Is the method I used an efficient way of getting the answers to my titled question? From... $$\vert x-3 \vert + \vert x-4 \vert = 9$$ The way I solved this was to assume that each abs value was positive first giving: $$x-3 + x- 4 = 9 $$ $$2x- 7 = 9$$ $$x = -1$$ Then assuming they are both negative: $$-(x-3) + -(x-4) = 9$$ $$-x+3-x+4= 9$$ $$-2x+7= 9$$ $$x = 8$$
Solutions: $x = -1$ and $x= 8$
On
This function is continuous and piecewise linear, with the pieces delimited by the values that cancel the arguments of the absolute value.
You can write this table of variations:
$$\begin{matrix}-\infty&3&4&\infty\\\hline\infty&1&1&\infty,\end{matrix}$$ which shows two solutions, in $(-\infty,3)$ and $(4,\infty)$.

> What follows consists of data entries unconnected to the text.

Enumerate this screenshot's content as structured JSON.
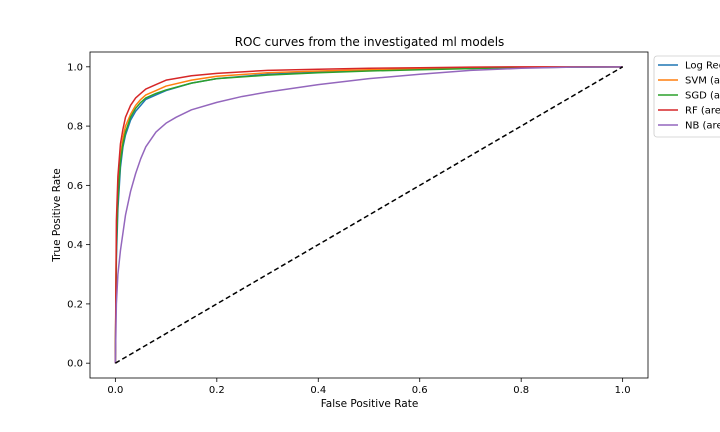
{
  "chart_data": {
    "type": "line",
    "title": "ROC curves from the investigated ml models",
    "xlabel": "False Positive Rate",
    "ylabel": "True Positive Rate",
    "xlim": [
      -0.05,
      1.05
    ],
    "ylim": [
      -0.05,
      1.05
    ],
    "xticks": [
      "0.0",
      "0.2",
      "0.4",
      "0.6",
      "0.8",
      "1.0"
    ],
    "yticks": [
      "0.0",
      "0.2",
      "0.4",
      "0.6",
      "0.8",
      "1.0"
    ],
    "grid": false,
    "legend_position": "outside-right-top",
    "series": [
      {
        "name": "Log Reg",
        "color": "#1f77b4",
        "x": [
          0,
          0.002,
          0.005,
          0.01,
          0.015,
          0.02,
          0.03,
          0.04,
          0.05,
          0.06,
          0.08,
          0.1,
          0.15,
          0.2,
          0.3,
          0.4,
          0.5,
          0.6,
          0.7,
          0.8,
          0.9,
          1.0
        ],
        "y": [
          0,
          0.35,
          0.52,
          0.66,
          0.73,
          0.77,
          0.82,
          0.85,
          0.87,
          0.89,
          0.905,
          0.92,
          0.945,
          0.96,
          0.975,
          0.982,
          0.988,
          0.992,
          0.995,
          0.998,
          0.999,
          1.0
        ]
      },
      {
        "name": "SVM (a",
        "color": "#ff7f0e",
        "x": [
          0,
          0.002,
          0.005,
          0.01,
          0.015,
          0.02,
          0.03,
          0.04,
          0.05,
          0.06,
          0.08,
          0.1,
          0.15,
          0.2,
          0.3,
          0.4,
          0.5,
          0.6,
          0.7,
          0.8,
          0.9,
          1.0
        ],
        "y": [
          0,
          0.42,
          0.58,
          0.7,
          0.76,
          0.8,
          0.84,
          0.87,
          0.89,
          0.905,
          0.92,
          0.935,
          0.955,
          0.968,
          0.98,
          0.986,
          0.99,
          0.994,
          0.997,
          0.999,
          1.0,
          1.0
        ]
      },
      {
        "name": "SGD (a",
        "color": "#2ca02c",
        "x": [
          0,
          0.002,
          0.005,
          0.01,
          0.015,
          0.02,
          0.03,
          0.04,
          0.05,
          0.06,
          0.08,
          0.1,
          0.15,
          0.2,
          0.3,
          0.4,
          0.5,
          0.6,
          0.7,
          0.8,
          0.9,
          1.0
        ],
        "y": [
          0,
          0.4,
          0.55,
          0.68,
          0.74,
          0.78,
          0.83,
          0.86,
          0.88,
          0.895,
          0.91,
          0.922,
          0.945,
          0.96,
          0.972,
          0.98,
          0.986,
          0.99,
          0.994,
          0.997,
          0.999,
          1.0
        ]
      },
      {
        "name": "RF (are",
        "color": "#d62728",
        "x": [
          0,
          0.002,
          0.005,
          0.01,
          0.015,
          0.02,
          0.03,
          0.04,
          0.05,
          0.06,
          0.08,
          0.1,
          0.15,
          0.2,
          0.3,
          0.4,
          0.5,
          0.6,
          0.7,
          0.8,
          0.9,
          1.0
        ],
        "y": [
          0,
          0.48,
          0.63,
          0.74,
          0.79,
          0.83,
          0.87,
          0.895,
          0.91,
          0.925,
          0.94,
          0.955,
          0.97,
          0.978,
          0.988,
          0.992,
          0.995,
          0.997,
          0.999,
          1.0,
          1.0,
          1.0
        ]
      },
      {
        "name": "NB (are",
        "color": "#9467bd",
        "x": [
          0,
          0.002,
          0.005,
          0.01,
          0.02,
          0.03,
          0.04,
          0.05,
          0.06,
          0.08,
          0.1,
          0.12,
          0.15,
          0.2,
          0.25,
          0.3,
          0.4,
          0.5,
          0.6,
          0.7,
          0.8,
          0.9,
          1.0
        ],
        "y": [
          0,
          0.2,
          0.3,
          0.38,
          0.5,
          0.58,
          0.64,
          0.69,
          0.73,
          0.78,
          0.81,
          0.83,
          0.855,
          0.88,
          0.9,
          0.915,
          0.94,
          0.96,
          0.975,
          0.988,
          0.995,
          0.999,
          1.0
        ]
      },
      {
        "name": "",
        "color": "#000000",
        "dash": true,
        "x": [
          0,
          1
        ],
        "y": [
          0,
          1
        ]
      }
    ]
  }
}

These are obtained by replacing the absolute values by the appropriate signs,
$$-(x-3)-(x-4)=9$$ and $$+(x-3)+(x-4)=9.$$
On
User35508 has given you the general algebraic method. But if you want some geometric intuition, your equation just says
$$\text{the distance from $x$ to $3$ plus the distance from $x$ to $4$ is $9$}$$
where distances are measured along the real number line.
This immediately explains why there are no solutions when $x$ is between $3$ and $4$. And with just a little more thought you can easily see the two solutions are $-1$ and $8$.
Of course, this geometric approach isn't very helpful for more complicated equations, e.g. $|x^2-5x+6|+|x-4|=3$, but it's a useful tool to have in your repertoire nonetheless.
Take three intervals $$-\infty<x<3$$ $$3\leq x < 4$$ $$4\leq x<\infty$$ Then for first interval $$-(x-3)-(x-4)=9$$ $$2x-7=-9 \Longleftrightarrow x=-1$$
For second interval $$(x-3)-x+4=9$$ $$1=9$$ which is absurd
Finally for last interval $$2x-7=9\Longleftrightarrow x=8$$
NOTE:Your answers are wrong..You are not preserving equality when adding or subtracting numbers from your equations.